Sterling sentiu o corpo de Faye enrijecer ao seu lado, seus dedos cravando em seus bíceps à medida que a história ficava mais intensa. “A história está te assustando?” Ele perguntou enquanto ela o olhou através de sua franja loira clara quando ele parou de falar.

“Oh… Desculpe,” Faye soltou a pressão mortal de suas mãos em seus braços e desviou os olhos de seu olhar açoitado. “P-por favor, continue.” Ela gaguejou. “Estou ansiosa para ouvir o final.”

“Tem certeza?” Sterling perguntou. “Isso não vai te dar pesadelos?”

Faye riu, “Não, e se o fizesse, sei que você estaria lá para espantá-los.”

Sterling deu um sorriso maroto pela resposta fofa dela. Pensando consigo mesmo. ‘Ela estava certa, ele espantaria os maus sonhos.’
Ele continuou a contar a história. “Hmm—Onde eu estava? …Ah—Lembrei-me agora,” ele murmurou. Enquanto sua mão passava sobre os curtos e ásperos cabelos de seu rosto ao esfregar o queixo barbudo.

“Houve um ataque feroz dos osvol e justo quando parecia que o exército estava prestes a cair. O dragão negro disparou para cima através do centro da cratera com um rugido ensurdecedor. Tanto os comuns quanto os cavaleiros corriam gritando e buscando abrigo em uma caverna na lateral da montanha.”

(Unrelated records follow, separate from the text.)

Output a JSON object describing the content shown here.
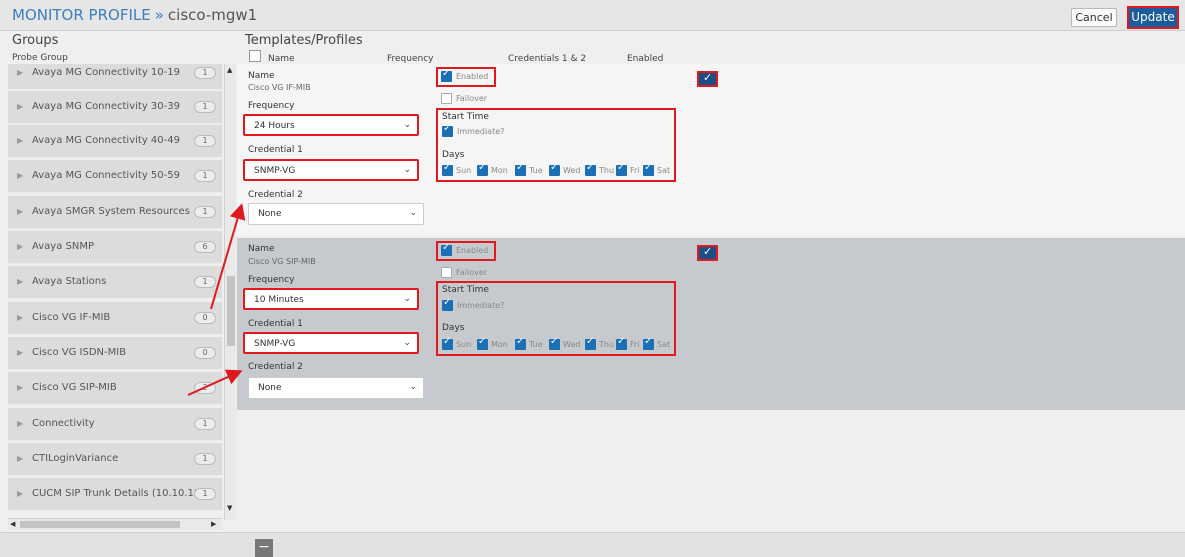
{
  "header": {
    "title": "MONITOR PROFILE",
    "separator": "»",
    "device": "cisco-mgw1",
    "cancel_label": "Cancel",
    "update_label": "Update"
  },
  "groups": {
    "title": "Groups",
    "column_label": "Probe Group",
    "items": [
      {
        "label": "Avaya MG Connectivity 10-19",
        "count": "1"
      },
      {
        "label": "Avaya MG Connectivity 30-39",
        "count": "1"
      },
      {
        "label": "Avaya MG Connectivity 40-49",
        "count": "1"
      },
      {
        "label": "Avaya MG Connectivity 50-59",
        "count": "1"
      },
      {
        "label": "Avaya SMGR System Resources",
        "count": "1"
      },
      {
        "label": "Avaya SNMP",
        "count": "6"
      },
      {
        "label": "Avaya Stations",
        "count": "1"
      },
      {
        "label": "Cisco VG IF-MIB",
        "count": "0"
      },
      {
        "label": "Cisco VG ISDN-MIB",
        "count": "0"
      },
      {
        "label": "Cisco VG SIP-MIB",
        "count": "2"
      },
      {
        "label": "Connectivity",
        "count": "1"
      },
      {
        "label": "CTILoginVariance",
        "count": "1"
      },
      {
        "label": "CUCM SIP Trunk Details (10.10.10....",
        "count": "1"
      }
    ]
  },
  "templates": {
    "title": "Templates/Profiles",
    "columns": {
      "name": "Name",
      "frequency": "Frequency",
      "credentials": "Credentials 1 & 2",
      "enabled": "Enabled"
    }
  },
  "labels": {
    "name": "Name",
    "frequency": "Frequency",
    "credential1": "Credential 1",
    "credential2": "Credential 2",
    "enabled": "Enabled",
    "failover": "Failover",
    "start_time": "Start Time",
    "immediate": "Immediate?",
    "days": "Days",
    "sun": "Sun",
    "mon": "Mon",
    "tue": "Tue",
    "wed": "Wed",
    "thu": "Thu",
    "fri": "Fri",
    "sat": "Sat"
  },
  "profiles": [
    {
      "name": "Cisco VG IF-MIB",
      "frequency": "24 Hours",
      "credential1": "SNMP-VG",
      "credential2": "None",
      "enabled": true,
      "failover": false,
      "immediate": true
    },
    {
      "name": "Cisco VG SIP-MIB",
      "frequency": "10 Minutes",
      "credential1": "SNMP-VG",
      "credential2": "None",
      "enabled": true,
      "failover": false,
      "immediate": true
    }
  ],
  "colors": {
    "accent": "#1a5c9c",
    "highlight": "#e0191f",
    "checkbox": "#1b6fb5"
  }
}
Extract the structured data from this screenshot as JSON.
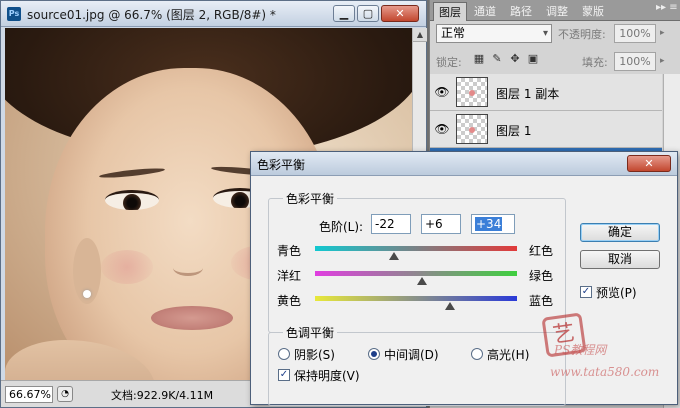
{
  "document": {
    "app_icon": "Ps",
    "title": "source01.jpg @ 66.7% (图层 2, RGB/8#) *",
    "min_glyph": "▁",
    "max_glyph": "▢",
    "close_glyph": "✕",
    "zoom": "66.67%",
    "doc_size": "文档:922.9K/4.11M"
  },
  "layers_panel": {
    "tabs": [
      "图层",
      "通道",
      "路径",
      "调整",
      "蒙版"
    ],
    "active_tab": 0,
    "menu_glyph": "▸▸ ≡",
    "blend_mode": "正常",
    "opacity_label": "不透明度:",
    "opacity_value": "100%",
    "lock_label": "锁定:",
    "lock_icons": [
      "lock-transparent-icon",
      "lock-image-icon",
      "lock-position-icon",
      "lock-all-icon"
    ],
    "fill_label": "填充:",
    "fill_value": "100%",
    "layers": [
      {
        "name": "图层 1 副本",
        "visible": true
      },
      {
        "name": "图层 1",
        "visible": true
      },
      {
        "name": "",
        "visible": true,
        "selected": true
      }
    ]
  },
  "dialog": {
    "title": "色彩平衡",
    "close_glyph": "✕",
    "color_balance_group": "色彩平衡",
    "levels_label": "色阶(L):",
    "levels": [
      "-22",
      "+6",
      "+34"
    ],
    "sliders": [
      {
        "left": "青色",
        "right": "红色",
        "value": -22
      },
      {
        "left": "洋红",
        "right": "绿色",
        "value": 6
      },
      {
        "left": "黄色",
        "right": "蓝色",
        "value": 34
      }
    ],
    "tone_group": "色调平衡",
    "tones": [
      {
        "label": "阴影(S)",
        "checked": false
      },
      {
        "label": "中间调(D)",
        "checked": true
      },
      {
        "label": "高光(H)",
        "checked": false
      }
    ],
    "preserve_luminosity": "保持明度(V)",
    "ok": "确定",
    "cancel": "取消",
    "preview": "预览(P)"
  },
  "watermark": {
    "seal": "艺",
    "ps_text": "PS教程网",
    "url": "www.tata580.com"
  },
  "colors": {
    "selection": "#2f6db3",
    "ok_border": "#3c7fb1",
    "close_red": "#c2472f"
  }
}
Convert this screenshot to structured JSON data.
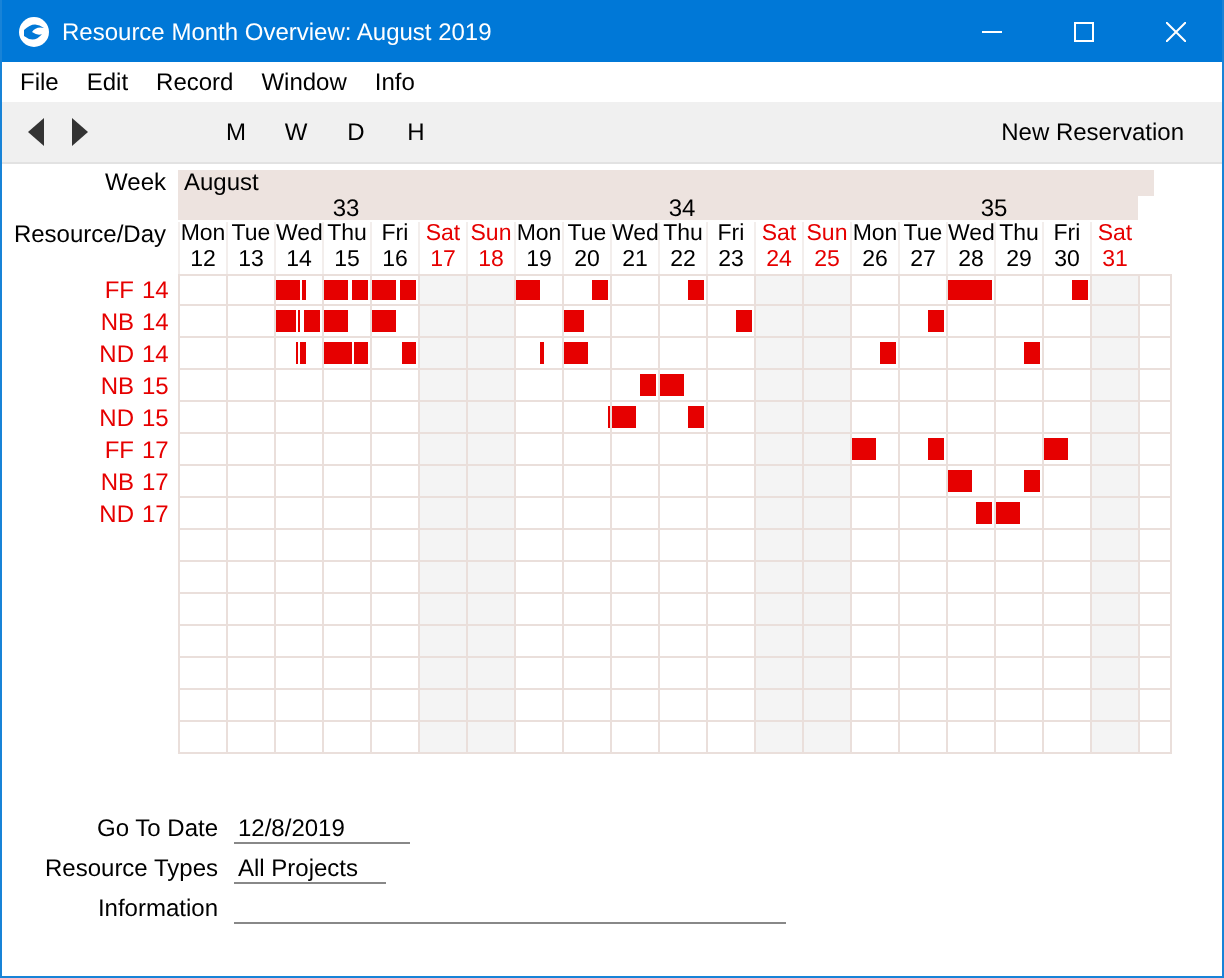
{
  "window": {
    "title": "Resource Month Overview: August 2019"
  },
  "menu": [
    "File",
    "Edit",
    "Record",
    "Window",
    "Info"
  ],
  "toolbar": {
    "views": [
      "M",
      "W",
      "D",
      "H"
    ],
    "action": "New Reservation"
  },
  "calendar": {
    "week_label": "Week",
    "day_label": "Resource/Day",
    "month": "August",
    "weeks": [
      {
        "label": "33",
        "days": [
          {
            "name": "Mon",
            "date": "12",
            "kind": "weekday"
          },
          {
            "name": "Tue",
            "date": "13",
            "kind": "weekday"
          },
          {
            "name": "Wed",
            "date": "14",
            "kind": "weekday"
          },
          {
            "name": "Thu",
            "date": "15",
            "kind": "weekday"
          },
          {
            "name": "Fri",
            "date": "16",
            "kind": "weekday"
          },
          {
            "name": "Sat",
            "date": "17",
            "kind": "weekend"
          },
          {
            "name": "Sun",
            "date": "18",
            "kind": "weekend"
          }
        ]
      },
      {
        "label": "34",
        "days": [
          {
            "name": "Mon",
            "date": "19",
            "kind": "weekday"
          },
          {
            "name": "Tue",
            "date": "20",
            "kind": "weekday"
          },
          {
            "name": "Wed",
            "date": "21",
            "kind": "weekday"
          },
          {
            "name": "Thu",
            "date": "22",
            "kind": "weekday"
          },
          {
            "name": "Fri",
            "date": "23",
            "kind": "weekday"
          },
          {
            "name": "Sat",
            "date": "24",
            "kind": "weekend"
          },
          {
            "name": "Sun",
            "date": "25",
            "kind": "weekend"
          }
        ]
      },
      {
        "label": "35",
        "days": [
          {
            "name": "Mon",
            "date": "26",
            "kind": "weekday"
          },
          {
            "name": "Tue",
            "date": "27",
            "kind": "weekday"
          },
          {
            "name": "Wed",
            "date": "28",
            "kind": "weekday"
          },
          {
            "name": "Thu",
            "date": "29",
            "kind": "weekday"
          },
          {
            "name": "Fri",
            "date": "30",
            "kind": "weekday"
          },
          {
            "name": "Sat",
            "date": "31",
            "kind": "weekend"
          }
        ]
      }
    ],
    "resources": [
      {
        "code": "FF",
        "number": "14",
        "bookings": {
          "14": [
            {
              "kind": "morning"
            },
            {
              "kind": "brief"
            }
          ],
          "15": [
            {
              "kind": "morning"
            },
            {
              "kind": "afternoon"
            }
          ],
          "16": [
            {
              "kind": "morning"
            },
            {
              "kind": "afternoon"
            }
          ],
          "19": [
            {
              "kind": "morning"
            }
          ],
          "20": [
            {
              "kind": "afternoon"
            }
          ],
          "22": [
            {
              "kind": "afternoon"
            }
          ],
          "28": [
            {
              "kind": "whole"
            }
          ],
          "30": [
            {
              "kind": "afternoon"
            }
          ]
        }
      },
      {
        "code": "NB",
        "number": "14",
        "bookings": {
          "14": [
            {
              "kind": "early"
            },
            {
              "kind": "forenoon"
            },
            {
              "kind": "afternoon"
            }
          ],
          "15": [
            {
              "kind": "morning"
            }
          ],
          "16": [
            {
              "kind": "morning"
            }
          ],
          "20": [
            {
              "kind": "early"
            }
          ],
          "23": [
            {
              "kind": "afternoon"
            }
          ],
          "27": [
            {
              "kind": "afternoon"
            }
          ]
        }
      },
      {
        "code": "ND",
        "number": "14",
        "bookings": {
          "14": [
            {
              "kind": "tick"
            },
            {
              "kind": "noon"
            },
            {
              "kind": "brief"
            }
          ],
          "15": [
            {
              "kind": "day"
            },
            {
              "kind": "evening"
            }
          ],
          "16": [
            {
              "kind": "evening"
            }
          ],
          "19": [
            {
              "kind": "midday"
            }
          ],
          "20": [
            {
              "kind": "morning"
            }
          ],
          "26": [
            {
              "kind": "afternoon"
            }
          ],
          "29": [
            {
              "kind": "afternoon"
            }
          ]
        }
      },
      {
        "code": "NB",
        "number": "15",
        "bookings": {
          "21": [
            {
              "kind": "afternoon"
            }
          ],
          "22": [
            {
              "kind": "morning"
            }
          ]
        }
      },
      {
        "code": "ND",
        "number": "15",
        "bookings": {
          "20": [
            {
              "kind": "night"
            }
          ],
          "21": [
            {
              "kind": "morning"
            }
          ],
          "22": [
            {
              "kind": "afternoon"
            }
          ]
        }
      },
      {
        "code": "FF",
        "number": "17",
        "bookings": {
          "26": [
            {
              "kind": "morning"
            }
          ],
          "27": [
            {
              "kind": "afternoon"
            }
          ],
          "30": [
            {
              "kind": "morning"
            }
          ]
        }
      },
      {
        "code": "NB",
        "number": "17",
        "bookings": {
          "28": [
            {
              "kind": "morning"
            }
          ],
          "29": [
            {
              "kind": "afternoon"
            }
          ]
        }
      },
      {
        "code": "ND",
        "number": "17",
        "bookings": {
          "28": [
            {
              "kind": "afternoon"
            }
          ],
          "29": [
            {
              "kind": "morning"
            }
          ]
        }
      }
    ]
  },
  "form": [
    {
      "label": "Go To Date",
      "value": "12/8/2019"
    },
    {
      "label": "Resource Types",
      "value": "All Projects"
    },
    {
      "label": "Information"
    }
  ]
}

“Todos eles assistiram enquanto os demônios Osvol, surpresos, corriam em terror do dragão. Momentos depois, houve outro rugido alto e a floresta de Halan ficou em chamas. Os monstros que antes atacavam o povo agora jaziam queimados até virarem cinzas no chão da floresta.”

“O rei havia testemunhado um milagre. O dragão negro de olhos esmeralda havia matado a horda de demônios em questão de segundos. Mas ele ainda se recusava a acreditar que o dragão era bom.”

Sterling pausou sua história e olhou para Faye, “Vem, o chão está muito frio para sentar mais. Eu quero te mostrar uma coisa.”

Ele se levantou e estendeu a mão para ajudá-la a se levantar. Ele pegou uma tocha da parede e a conduziu através do labirinto sinuoso da caverna. Faye conseguia perceber que estavam subindo. Eventualmente ela reconheceu onde estavam. Ela podia ouvir a cachoeira na alcova.

Contudo, não foi para lá que ele a levou. Havia outro aposento ao lado. Dentro da caverna fracamente iluminada havia dezenas de pinturas revestindo as paredes, cada uma retratava um cavaleiro ou uma dama. Sterling puxou a mão dela e a conduziu até a extremidade mais distante da sala.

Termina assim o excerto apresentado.